I have known the inexorable sadness of pencils, Neat in their boxes, dolor of pad and paper weight, All the misery of manilla folders and mucilage, Desolation in immaculate public places, Lonely reception room, lavatory, switchboard, The unalterable pathos of basin and pitcher, Ritual of multigraph, paper-clip, comma, Endless duplication of lives and objects. And I have seen dust from the walls of institutions, Finer than flour, alive, more dangerous than silica, Sift, almost invisible, through long afternoons of tedium, Dropping a fine film on nails and delicate eyebrows, Glazing the pale hair, the duplicate grey standard faces.
Many years after the publication of this thirteen-lined genius of a poem, Roethke reflected on its meaning. He writes:
This poem is an exposition of one of the modern hells: the institution that overwhelms the individual man.
The “order,” the trivia of the institution, is, in human terms, a disorder, and as such, must be resisted. It’s truly a sign of psychic health that the young are already aware of this.
How far-reaching all this is, how subtle its ramifications, how disastrous to the human psyche—to worship bigness, the firm, the university; numbers, even, let me say, the organized team effort.
The human problem is to find out what one really is: whether one exists, whether existence is possible. But how? “Am I but nothing, leaning toward a thing?”

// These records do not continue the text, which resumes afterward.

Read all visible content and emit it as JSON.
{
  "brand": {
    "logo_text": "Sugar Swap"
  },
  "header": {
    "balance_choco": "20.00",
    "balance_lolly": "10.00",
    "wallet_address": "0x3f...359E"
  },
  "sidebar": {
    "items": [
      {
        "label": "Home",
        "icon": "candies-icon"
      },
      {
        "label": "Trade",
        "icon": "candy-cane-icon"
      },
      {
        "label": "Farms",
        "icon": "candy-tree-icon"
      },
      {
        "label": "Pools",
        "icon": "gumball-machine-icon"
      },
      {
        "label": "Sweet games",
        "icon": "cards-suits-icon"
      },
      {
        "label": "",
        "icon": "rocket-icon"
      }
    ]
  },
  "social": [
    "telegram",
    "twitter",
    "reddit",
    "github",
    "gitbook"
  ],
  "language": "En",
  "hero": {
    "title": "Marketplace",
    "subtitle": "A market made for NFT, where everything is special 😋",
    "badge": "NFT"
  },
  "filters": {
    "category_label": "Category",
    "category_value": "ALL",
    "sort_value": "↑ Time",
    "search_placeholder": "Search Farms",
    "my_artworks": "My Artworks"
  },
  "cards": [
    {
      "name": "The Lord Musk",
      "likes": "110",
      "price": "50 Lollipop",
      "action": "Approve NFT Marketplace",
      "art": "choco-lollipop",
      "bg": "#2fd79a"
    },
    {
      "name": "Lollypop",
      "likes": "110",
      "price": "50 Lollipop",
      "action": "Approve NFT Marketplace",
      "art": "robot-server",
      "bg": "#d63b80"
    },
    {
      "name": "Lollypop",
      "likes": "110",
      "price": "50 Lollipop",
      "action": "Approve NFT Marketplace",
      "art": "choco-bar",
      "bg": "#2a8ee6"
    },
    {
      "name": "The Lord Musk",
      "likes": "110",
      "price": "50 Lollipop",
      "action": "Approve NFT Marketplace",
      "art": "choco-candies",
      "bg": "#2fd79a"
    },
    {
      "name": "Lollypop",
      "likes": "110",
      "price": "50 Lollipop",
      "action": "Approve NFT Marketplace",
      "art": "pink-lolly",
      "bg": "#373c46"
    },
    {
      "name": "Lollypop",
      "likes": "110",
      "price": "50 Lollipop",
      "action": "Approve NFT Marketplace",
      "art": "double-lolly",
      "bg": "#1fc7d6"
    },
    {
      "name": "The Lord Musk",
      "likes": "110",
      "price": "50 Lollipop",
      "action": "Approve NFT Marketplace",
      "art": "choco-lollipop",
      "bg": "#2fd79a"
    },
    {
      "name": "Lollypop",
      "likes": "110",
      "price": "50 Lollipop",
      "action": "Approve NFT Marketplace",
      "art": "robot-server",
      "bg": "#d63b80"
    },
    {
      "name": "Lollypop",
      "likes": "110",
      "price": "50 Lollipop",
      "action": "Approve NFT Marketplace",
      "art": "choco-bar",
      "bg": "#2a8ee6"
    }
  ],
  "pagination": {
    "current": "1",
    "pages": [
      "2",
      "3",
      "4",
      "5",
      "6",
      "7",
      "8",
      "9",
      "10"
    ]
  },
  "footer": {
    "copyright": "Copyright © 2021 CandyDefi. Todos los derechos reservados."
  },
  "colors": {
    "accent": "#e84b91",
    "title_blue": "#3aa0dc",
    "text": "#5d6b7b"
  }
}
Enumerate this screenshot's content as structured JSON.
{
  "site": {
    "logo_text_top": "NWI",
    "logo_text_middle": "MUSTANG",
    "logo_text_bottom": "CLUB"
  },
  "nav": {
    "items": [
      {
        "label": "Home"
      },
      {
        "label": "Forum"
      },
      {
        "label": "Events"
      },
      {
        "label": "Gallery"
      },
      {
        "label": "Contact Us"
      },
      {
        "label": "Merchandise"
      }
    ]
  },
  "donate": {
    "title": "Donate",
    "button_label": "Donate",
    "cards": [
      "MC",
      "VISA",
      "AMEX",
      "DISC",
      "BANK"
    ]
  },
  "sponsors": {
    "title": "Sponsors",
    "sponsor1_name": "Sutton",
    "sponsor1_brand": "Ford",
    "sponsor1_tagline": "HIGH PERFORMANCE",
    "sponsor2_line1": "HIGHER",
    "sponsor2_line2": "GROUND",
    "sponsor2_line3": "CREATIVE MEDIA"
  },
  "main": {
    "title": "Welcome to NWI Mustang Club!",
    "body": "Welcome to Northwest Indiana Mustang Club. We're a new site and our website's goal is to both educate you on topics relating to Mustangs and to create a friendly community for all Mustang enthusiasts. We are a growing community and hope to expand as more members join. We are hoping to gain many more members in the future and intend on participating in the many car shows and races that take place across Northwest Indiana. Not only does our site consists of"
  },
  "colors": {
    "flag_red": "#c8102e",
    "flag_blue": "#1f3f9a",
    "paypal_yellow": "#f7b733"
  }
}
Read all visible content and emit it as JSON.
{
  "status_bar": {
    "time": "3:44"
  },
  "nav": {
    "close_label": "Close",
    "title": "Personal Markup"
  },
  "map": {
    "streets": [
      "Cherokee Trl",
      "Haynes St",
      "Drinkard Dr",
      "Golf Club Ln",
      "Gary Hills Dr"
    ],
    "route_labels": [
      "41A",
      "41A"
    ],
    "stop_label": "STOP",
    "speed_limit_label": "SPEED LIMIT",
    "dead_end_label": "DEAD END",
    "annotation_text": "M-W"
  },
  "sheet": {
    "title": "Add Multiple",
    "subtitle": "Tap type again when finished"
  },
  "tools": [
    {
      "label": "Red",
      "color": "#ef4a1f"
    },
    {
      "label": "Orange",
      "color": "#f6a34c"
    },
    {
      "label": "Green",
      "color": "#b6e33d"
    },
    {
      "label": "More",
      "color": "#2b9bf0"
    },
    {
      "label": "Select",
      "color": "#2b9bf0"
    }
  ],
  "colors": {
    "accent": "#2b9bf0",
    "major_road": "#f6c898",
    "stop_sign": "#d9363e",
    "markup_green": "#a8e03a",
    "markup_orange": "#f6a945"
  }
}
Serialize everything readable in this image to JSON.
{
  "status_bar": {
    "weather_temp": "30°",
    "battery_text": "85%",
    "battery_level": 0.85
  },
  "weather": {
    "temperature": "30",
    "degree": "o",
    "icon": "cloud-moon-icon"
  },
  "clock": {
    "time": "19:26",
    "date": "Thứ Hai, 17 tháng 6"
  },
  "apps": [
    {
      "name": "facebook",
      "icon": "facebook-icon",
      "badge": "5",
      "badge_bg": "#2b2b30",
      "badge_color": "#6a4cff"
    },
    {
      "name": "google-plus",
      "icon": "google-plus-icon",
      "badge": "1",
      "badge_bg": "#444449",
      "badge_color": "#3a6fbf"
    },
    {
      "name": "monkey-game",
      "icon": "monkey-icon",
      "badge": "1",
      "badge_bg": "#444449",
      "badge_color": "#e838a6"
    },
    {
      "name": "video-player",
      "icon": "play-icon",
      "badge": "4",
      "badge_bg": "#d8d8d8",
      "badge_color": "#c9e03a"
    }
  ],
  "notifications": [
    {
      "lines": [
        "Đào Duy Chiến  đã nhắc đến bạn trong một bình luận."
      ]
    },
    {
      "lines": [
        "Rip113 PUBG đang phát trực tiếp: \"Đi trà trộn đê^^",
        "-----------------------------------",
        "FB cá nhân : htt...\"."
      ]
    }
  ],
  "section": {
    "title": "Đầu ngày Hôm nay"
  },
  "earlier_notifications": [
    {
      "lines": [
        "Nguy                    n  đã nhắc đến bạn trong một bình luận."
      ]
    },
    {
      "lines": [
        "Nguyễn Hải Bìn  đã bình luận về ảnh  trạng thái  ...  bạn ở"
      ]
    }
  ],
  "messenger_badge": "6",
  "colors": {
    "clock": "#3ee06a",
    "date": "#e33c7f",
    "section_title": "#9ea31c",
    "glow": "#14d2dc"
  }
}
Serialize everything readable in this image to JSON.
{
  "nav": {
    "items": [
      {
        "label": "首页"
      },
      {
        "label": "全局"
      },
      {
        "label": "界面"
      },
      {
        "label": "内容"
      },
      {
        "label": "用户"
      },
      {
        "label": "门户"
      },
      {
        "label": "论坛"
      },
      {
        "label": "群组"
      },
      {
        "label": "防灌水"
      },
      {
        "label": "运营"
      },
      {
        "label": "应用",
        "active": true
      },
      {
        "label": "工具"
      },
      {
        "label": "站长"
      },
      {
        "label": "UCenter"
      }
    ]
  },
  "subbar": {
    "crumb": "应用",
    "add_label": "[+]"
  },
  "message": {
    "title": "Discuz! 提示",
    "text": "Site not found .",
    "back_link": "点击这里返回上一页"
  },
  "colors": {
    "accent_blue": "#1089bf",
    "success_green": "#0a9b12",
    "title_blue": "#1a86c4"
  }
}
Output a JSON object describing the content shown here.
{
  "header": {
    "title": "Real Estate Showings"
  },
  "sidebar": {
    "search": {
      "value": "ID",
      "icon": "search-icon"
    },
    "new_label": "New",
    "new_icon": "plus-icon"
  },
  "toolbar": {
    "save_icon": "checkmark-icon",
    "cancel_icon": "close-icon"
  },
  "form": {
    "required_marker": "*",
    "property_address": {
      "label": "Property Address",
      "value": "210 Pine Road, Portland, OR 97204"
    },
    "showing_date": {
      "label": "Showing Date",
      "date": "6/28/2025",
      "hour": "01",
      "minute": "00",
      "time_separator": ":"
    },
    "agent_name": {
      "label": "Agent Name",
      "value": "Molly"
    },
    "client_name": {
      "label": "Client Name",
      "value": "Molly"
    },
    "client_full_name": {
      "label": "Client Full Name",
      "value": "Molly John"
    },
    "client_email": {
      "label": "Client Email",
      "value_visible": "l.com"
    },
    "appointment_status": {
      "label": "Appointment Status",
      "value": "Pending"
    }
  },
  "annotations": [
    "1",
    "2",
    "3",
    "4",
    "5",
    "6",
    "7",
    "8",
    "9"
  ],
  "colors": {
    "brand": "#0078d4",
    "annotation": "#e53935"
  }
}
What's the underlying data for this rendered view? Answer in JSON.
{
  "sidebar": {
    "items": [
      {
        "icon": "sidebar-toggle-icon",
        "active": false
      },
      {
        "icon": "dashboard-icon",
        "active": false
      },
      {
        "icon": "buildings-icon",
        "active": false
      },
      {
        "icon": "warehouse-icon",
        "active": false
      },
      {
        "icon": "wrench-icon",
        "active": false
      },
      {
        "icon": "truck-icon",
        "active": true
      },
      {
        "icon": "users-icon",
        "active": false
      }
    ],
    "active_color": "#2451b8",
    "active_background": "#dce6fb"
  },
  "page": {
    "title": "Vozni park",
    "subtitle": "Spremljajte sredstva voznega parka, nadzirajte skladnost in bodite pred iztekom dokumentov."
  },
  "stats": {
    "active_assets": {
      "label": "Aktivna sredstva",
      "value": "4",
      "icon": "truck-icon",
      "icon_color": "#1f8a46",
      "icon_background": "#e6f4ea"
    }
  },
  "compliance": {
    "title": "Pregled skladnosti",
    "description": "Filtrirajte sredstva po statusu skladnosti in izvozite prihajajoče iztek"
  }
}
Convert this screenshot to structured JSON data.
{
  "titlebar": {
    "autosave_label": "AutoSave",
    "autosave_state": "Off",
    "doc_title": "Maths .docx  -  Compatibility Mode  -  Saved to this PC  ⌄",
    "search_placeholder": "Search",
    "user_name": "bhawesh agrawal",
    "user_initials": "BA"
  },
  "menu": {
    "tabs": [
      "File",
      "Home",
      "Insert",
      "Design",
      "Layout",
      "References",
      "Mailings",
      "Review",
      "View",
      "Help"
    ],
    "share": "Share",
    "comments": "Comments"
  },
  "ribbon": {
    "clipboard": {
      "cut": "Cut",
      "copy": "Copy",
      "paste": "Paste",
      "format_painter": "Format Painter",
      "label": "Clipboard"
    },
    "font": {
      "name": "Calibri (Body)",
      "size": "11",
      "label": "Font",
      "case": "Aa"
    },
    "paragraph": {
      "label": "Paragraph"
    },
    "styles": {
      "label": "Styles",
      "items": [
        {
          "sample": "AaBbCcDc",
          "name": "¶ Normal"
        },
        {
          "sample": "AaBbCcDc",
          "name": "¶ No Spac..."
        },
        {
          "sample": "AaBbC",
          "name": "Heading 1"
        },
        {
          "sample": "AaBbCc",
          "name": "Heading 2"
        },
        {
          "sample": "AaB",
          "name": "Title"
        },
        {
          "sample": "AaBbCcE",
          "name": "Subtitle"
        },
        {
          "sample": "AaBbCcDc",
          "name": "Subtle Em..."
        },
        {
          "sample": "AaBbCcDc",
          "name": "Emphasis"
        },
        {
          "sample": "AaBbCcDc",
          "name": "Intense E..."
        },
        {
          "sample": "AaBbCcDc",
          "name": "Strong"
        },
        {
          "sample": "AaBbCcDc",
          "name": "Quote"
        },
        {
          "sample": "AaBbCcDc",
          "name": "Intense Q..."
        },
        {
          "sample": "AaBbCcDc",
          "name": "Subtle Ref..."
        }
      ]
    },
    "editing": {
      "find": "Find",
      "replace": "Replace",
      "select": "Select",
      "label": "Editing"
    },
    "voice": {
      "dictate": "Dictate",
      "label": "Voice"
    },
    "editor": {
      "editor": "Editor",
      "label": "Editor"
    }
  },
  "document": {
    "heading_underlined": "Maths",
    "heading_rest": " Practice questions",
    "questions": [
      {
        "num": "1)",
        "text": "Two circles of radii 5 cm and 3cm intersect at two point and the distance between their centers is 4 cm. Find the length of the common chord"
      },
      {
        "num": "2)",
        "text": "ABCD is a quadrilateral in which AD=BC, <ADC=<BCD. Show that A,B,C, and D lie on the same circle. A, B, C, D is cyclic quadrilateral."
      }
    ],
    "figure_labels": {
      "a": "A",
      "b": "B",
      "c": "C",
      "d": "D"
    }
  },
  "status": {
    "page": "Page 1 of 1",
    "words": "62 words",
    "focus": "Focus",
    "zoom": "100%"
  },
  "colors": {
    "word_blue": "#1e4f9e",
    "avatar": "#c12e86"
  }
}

"School is the advertising agency which makes you believe that you need the society as it is."
Ivan Illich
So many families, post pandemic, have elected to stay with home-schooling.
The forced homestay freed them -- exposed them to the freedom of un-schooling.
I rejoice, having freed my children when bullying tormented them, I found that nature, and small groups studying at home with friends and loving parents and people who loved learning gave them a new lease on learning.
Learning because they wanted to learn -- learning to love learning! Learning how to learn and research and be curious rather than learning to test. Now my daughter, as she and her kids work with others in an online school setting, are gradually rejecting what the teachers try to enforce, and are finding their way to the unschool atmosphere. I read that the numbers of homeschoolers grow yearly, as parents have the courage to speak out against the boredom, the tedium, the institutional violence against children. Tedium is not learning. Institutions are not learning. Creativity thrives in free environs.